Arena BLM is the latest agency to use it in research outlining the likely impact of recession as it pushes the notion that media becomes more important in a downturn for providing "cheap entertainment, reassurance and escapism".

The TV market might not be totally decimated next year then. Last weekend's viewing figures showed that 8.9 million switched on for the first episode of ITV's I'm A Celebrity ... Get Me Out of Here! while The X Factor pulled in 10.6 million. It's the sort of performance that will no doubt be celebrated at this week's Thinkbox Televisionaries conference as the TV business attempts to present a united front going into a tumultuous and uncertain future.
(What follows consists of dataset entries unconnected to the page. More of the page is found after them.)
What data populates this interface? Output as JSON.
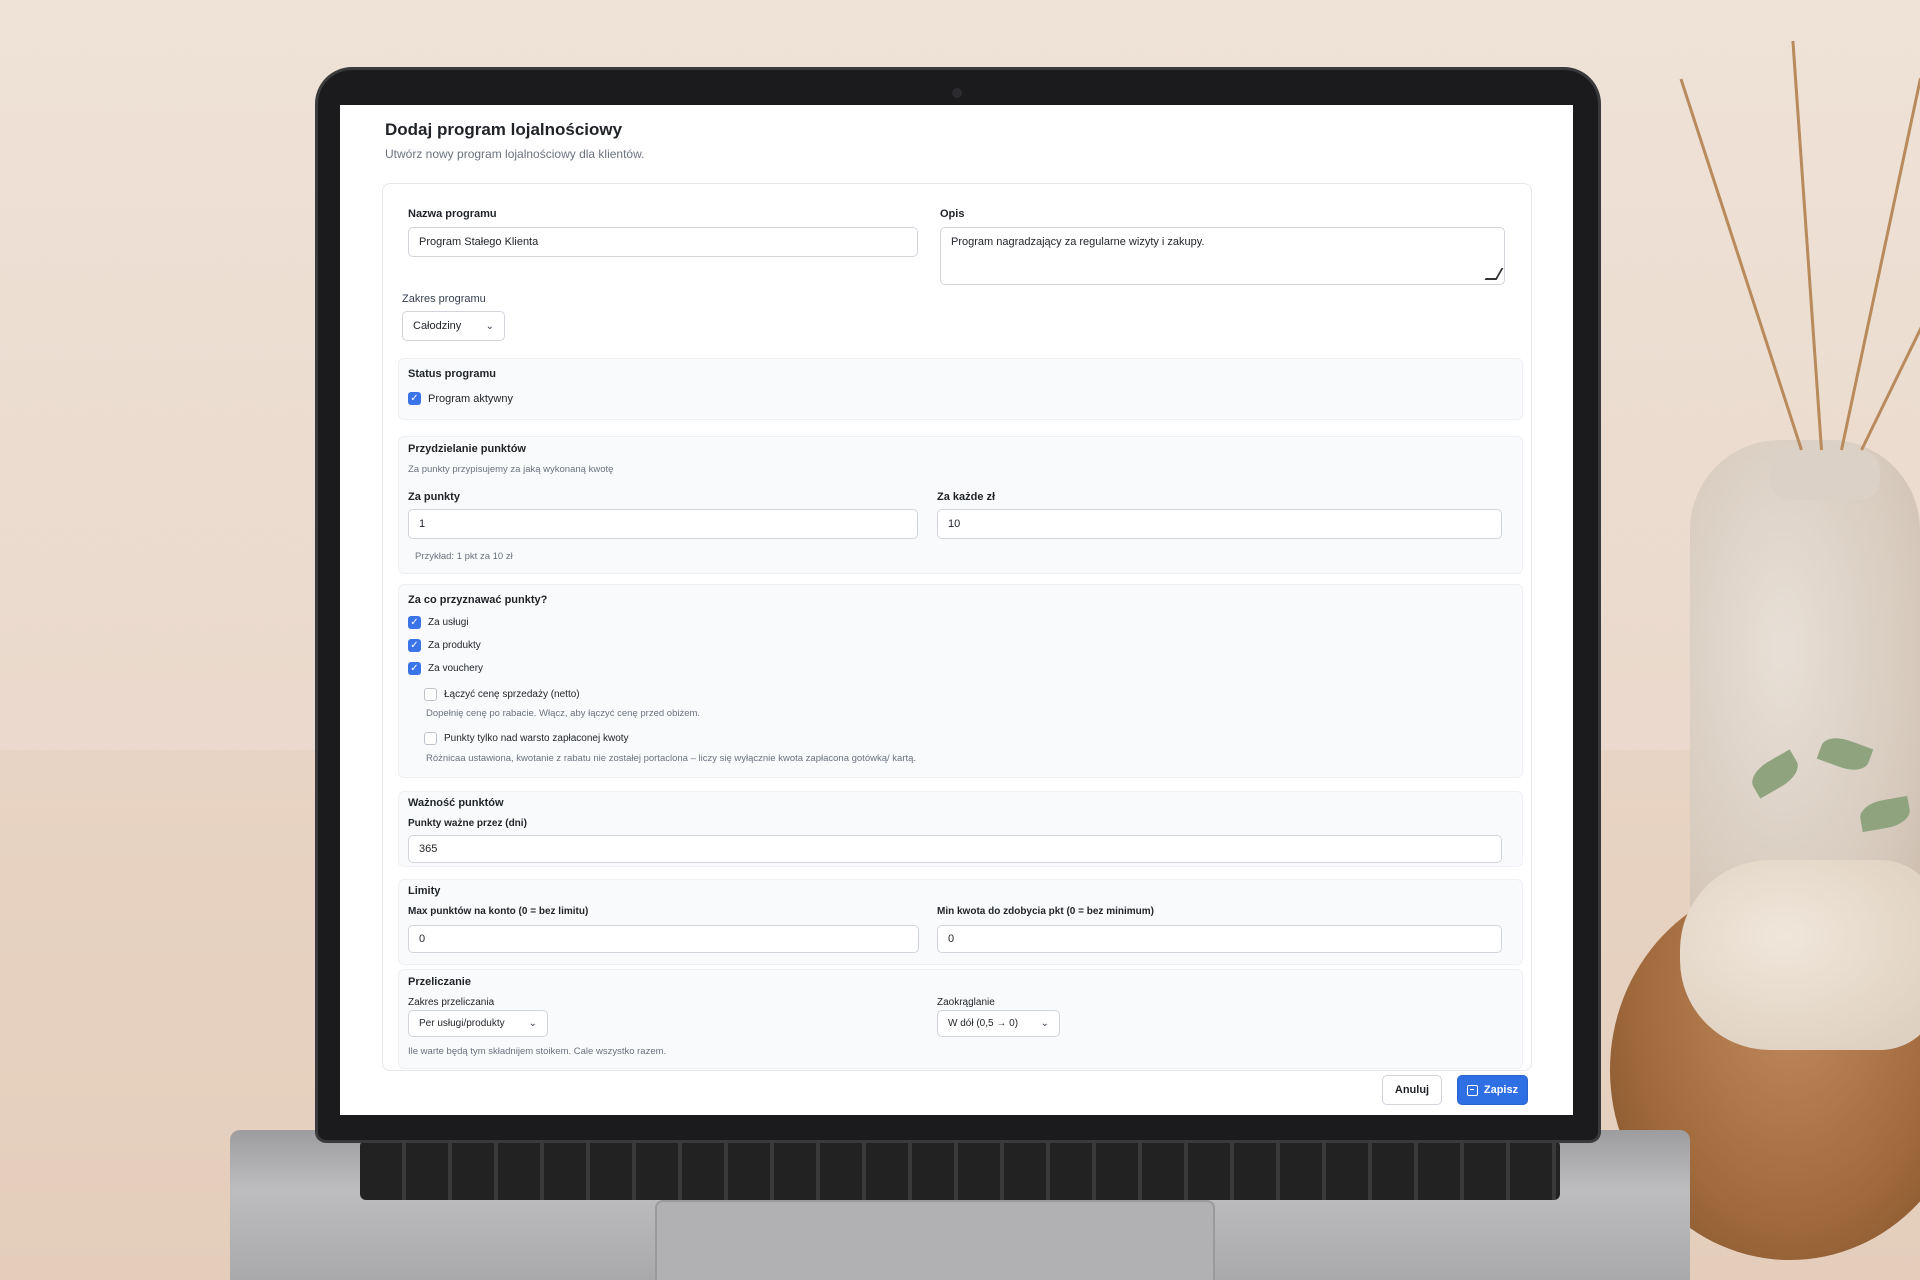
{
  "page": {
    "title": "Dodaj program lojalnościowy",
    "subtitle": "Utwórz nowy program lojalnościowy dla klientów."
  },
  "basic": {
    "name_label": "Nazwa programu",
    "name_value": "Program Stałego Klienta",
    "desc_label": "Opis",
    "desc_value": "Program nagradzający za regularne wizyty i zakupy.",
    "scope_label": "Zakres programu",
    "scope_value": "Całodziny"
  },
  "status": {
    "title": "Status programu",
    "active_label": "Program aktywny",
    "active_checked": true
  },
  "points": {
    "title": "Przydzielanie punktów",
    "hint": "Za punkty przypisujemy za jaką wykonaną kwotę",
    "points_label": "Za punkty",
    "points_value": "1",
    "per_label": "Za każde zł",
    "per_value": "10",
    "example": "Przykład: 1 pkt za 10 zł"
  },
  "earn": {
    "title": "Za co przyznawać punkty?",
    "services_label": "Za usługi",
    "products_label": "Za produkty",
    "vouchers_label": "Za vouchery",
    "net_label": "Łączyć cenę sprzedaży (netto)",
    "net_hint": "Dopełnię cenę po rabacie. Włącz, aby łączyć cenę przed obiżem.",
    "paid_label": "Punkty tylko nad warsto zapłaconej kwoty",
    "paid_hint": "Różnicaa ustawiona, kwotanie z rabatu nie zostałej portaclona – liczy się wyłącznie kwota zapłacona gotówką/ kartą."
  },
  "validity": {
    "title": "Ważność punktów",
    "days_label": "Punkty ważne przez (dni)",
    "days_value": "365"
  },
  "limits": {
    "title": "Limity",
    "max_label": "Max punktów na konto (0 = bez limitu)",
    "max_value": "0",
    "min_label": "Min kwota do zdobycia pkt (0 = bez minimum)",
    "min_value": "0"
  },
  "calc": {
    "title": "Przeliczanie",
    "scope_label": "Zakres przeliczania",
    "scope_value": "Per usługi/produkty",
    "round_label": "Zaokrąglanie",
    "round_value": "W dół (0,5 → 0)",
    "hint": "Ile warte będą tym składnijem stoikem. Cale wszystko razem."
  },
  "actions": {
    "cancel": "Anuluj",
    "save": "Zapisz"
  },
  "colors": {
    "accent": "#2f6fe4",
    "checkbox": "#3b74e8"
  }
}
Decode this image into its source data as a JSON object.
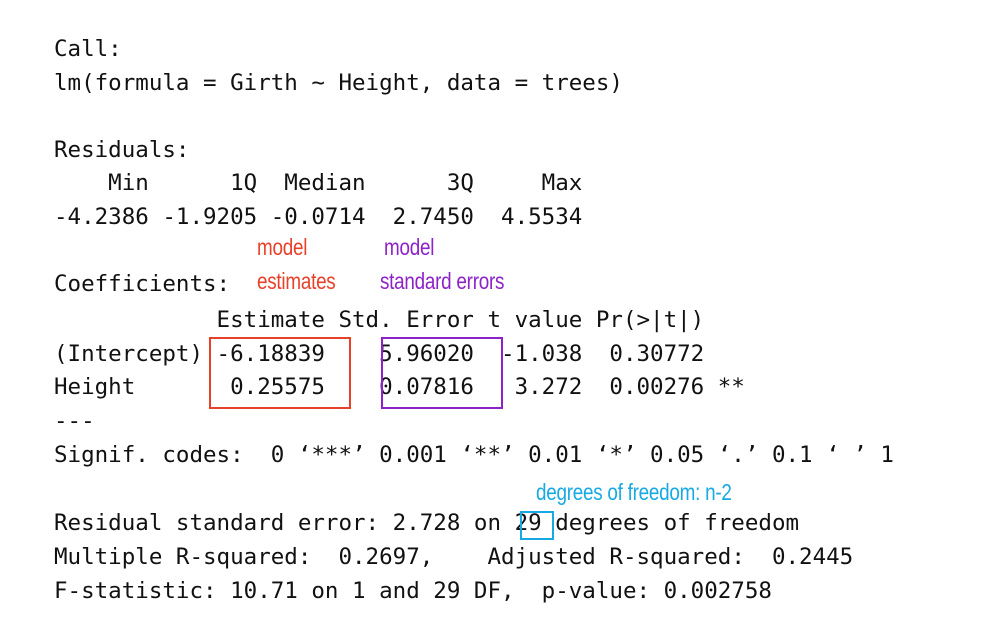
{
  "output": {
    "call_label": "Call:",
    "call": "lm(formula = Girth ~ Height, data = trees)",
    "residuals_label": "Residuals:",
    "residuals_header": "    Min      1Q  Median      3Q     Max ",
    "residuals_values": "-4.2386 -1.9205 -0.0714  2.7450  4.5534 ",
    "coefficients_label": "Coefficients:",
    "coef_header": "            Estimate Std. Error t value Pr(>|t|)",
    "coef_intercept": "(Intercept) -6.18839    5.96020  -1.038  0.30772",
    "coef_height": "Height       0.25575    0.07816   3.272  0.00276 **",
    "separator": "---",
    "signif": "Signif. codes:  0 ‘***’ 0.001 ‘**’ 0.01 ‘*’ 0.05 ‘.’ 0.1 ‘ ’ 1",
    "rse": "Residual standard error: 2.728 on 29 degrees of freedom",
    "r_squared": "Multiple R-squared:  0.2697,\tAdjusted R-squared:  0.2445 ",
    "f_stat": "F-statistic: 10.71 on 1 and 29 DF,  p-value: 0.002758"
  },
  "annotations": {
    "estimates_line1": "model",
    "estimates_line2": "estimates",
    "se_line1": "model",
    "se_line2": "standard errors",
    "df_note": "degrees of freedom: n-2"
  },
  "colors": {
    "estimates": "#e8412a",
    "standard_errors": "#8e22c9",
    "degrees_of_freedom": "#17a9e3"
  }
}
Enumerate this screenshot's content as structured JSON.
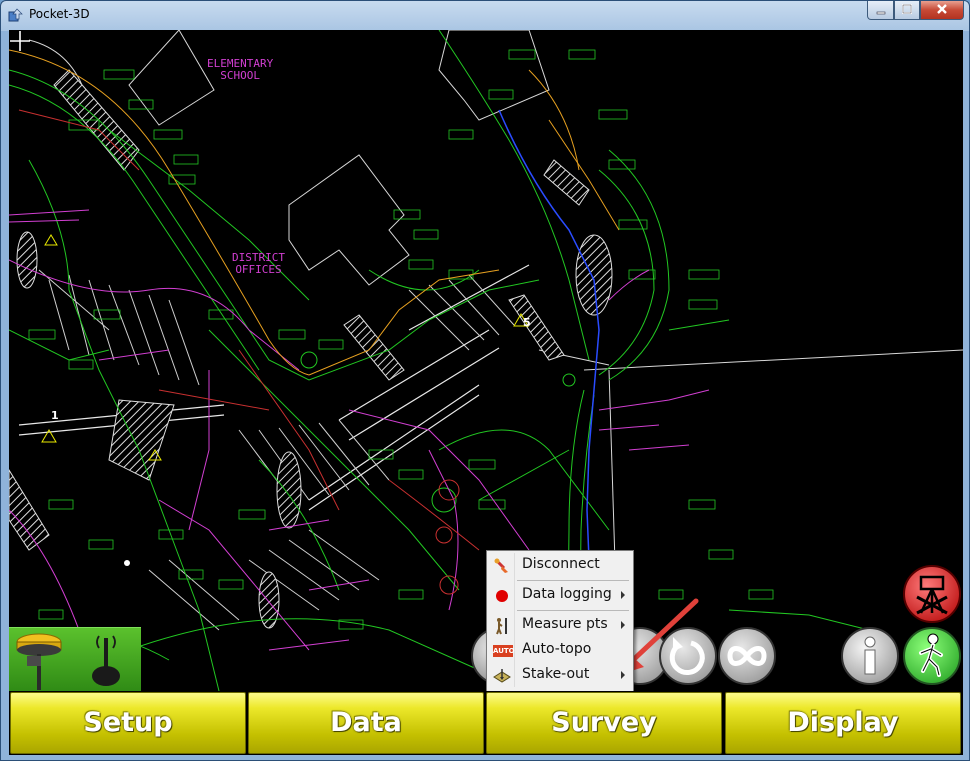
{
  "window": {
    "title": "Pocket-3D",
    "controls": [
      "minimize-icon",
      "maximize-icon",
      "close-icon"
    ]
  },
  "map": {
    "labels": {
      "school": [
        "ELEMENTARY",
        "SCHOOL"
      ],
      "offices": [
        "DISTRICT",
        "OFFICES"
      ],
      "point_1": "1",
      "point_5": "5"
    },
    "colors": {
      "background": "#000000",
      "green": "#22c722",
      "magenta": "#d23fd2",
      "orange": "#e6a020",
      "blue": "#2a4cff",
      "white": "#e8e8e8"
    }
  },
  "instrument_panel": {
    "icons": [
      "rover-receiver-icon",
      "base-antenna-icon"
    ]
  },
  "round_buttons": [
    {
      "name": "rotate-button",
      "icon": "rotate-icon"
    },
    {
      "name": "infinity-button",
      "icon": "infinity-icon"
    },
    {
      "name": "info-button",
      "icon": "info-icon"
    },
    {
      "name": "walk-mode-button",
      "icon": "walking-person-icon"
    },
    {
      "name": "disconnected-status-button",
      "icon": "no-tripod-icon"
    }
  ],
  "context_menu": {
    "items": [
      {
        "label": "Disconnect",
        "icon": "disconnect-icon",
        "submenu": false
      },
      {
        "label": "Data logging",
        "icon": "red-dot-icon",
        "submenu": true
      },
      {
        "label": "Measure pts",
        "icon": "measure-rod-icon",
        "submenu": true
      },
      {
        "label": "Auto-topo",
        "icon": "auto-icon",
        "submenu": false
      },
      {
        "label": "Stake-out",
        "icon": "stake-out-icon",
        "submenu": true
      }
    ],
    "auto_badge": "AUTO"
  },
  "bottom_tabs": [
    "Setup",
    "Data",
    "Survey",
    "Display"
  ],
  "annotation_arrow": {
    "color": "#e0413a",
    "points_to": "Stake-out"
  }
}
Sure, the viewing figures look good (TV audiences are up by more than 5 per cent year on year) but TV ad revenues don't. Added to the declines of this year, agencies are predicting a downturn of between 5 and 10 per cent in TV ad revenues during 2009. A nightmare for commercial broadcasters. Of course, the silver lining for advertisers is that this represents great value that will see prices on a par with those from 1990 in real terms. And TV companies in their autumn presentations to agencies are emphasising this incredible value coupled with a newfound accountability that will wow the modern marketer into committing greater share of spend to TV.

While there are signs that some advertisers, fresh from presentations from the likes of ITV and Channel 4, are as enthusiastic about TV as ever, the industry has been hampered by its own complexity and has, at times, been its own worst enemy. On the content side of things the message is clear - post-Ross and Brand, there is a yearning for less cynical, less mean, more straightforward fare from broadcasters (Peter Kay's X Factor spoof on Channel 4 and Harry Hill on ITV are recent examples). There are also increasing calls for a simpler, more focused industry sales structure.

Competition is good for advertisers but so is flexibility and there are signs that broadcasters are starting to talk about the benefits of greater consolidation of sales points, especially in multichannel, with the likes of IDS, Viacom Brand Solutions, Sky and Five likely to consider some form of co-operation going forward. The next stage in submissions for the Office of Fair Trading/Ofcom investigation into the future of CRR are also being invited, raising in some advertisers' eyes the spectre of greater freedoms for ITV by 2010.

All this discussion might not be bad for advertisers, especially if TV companies can find ways of offering increased flexibility around the greater levels of late spend likely to be coming into the market next year. And it is necessary if broadcasters are to survive the coming months.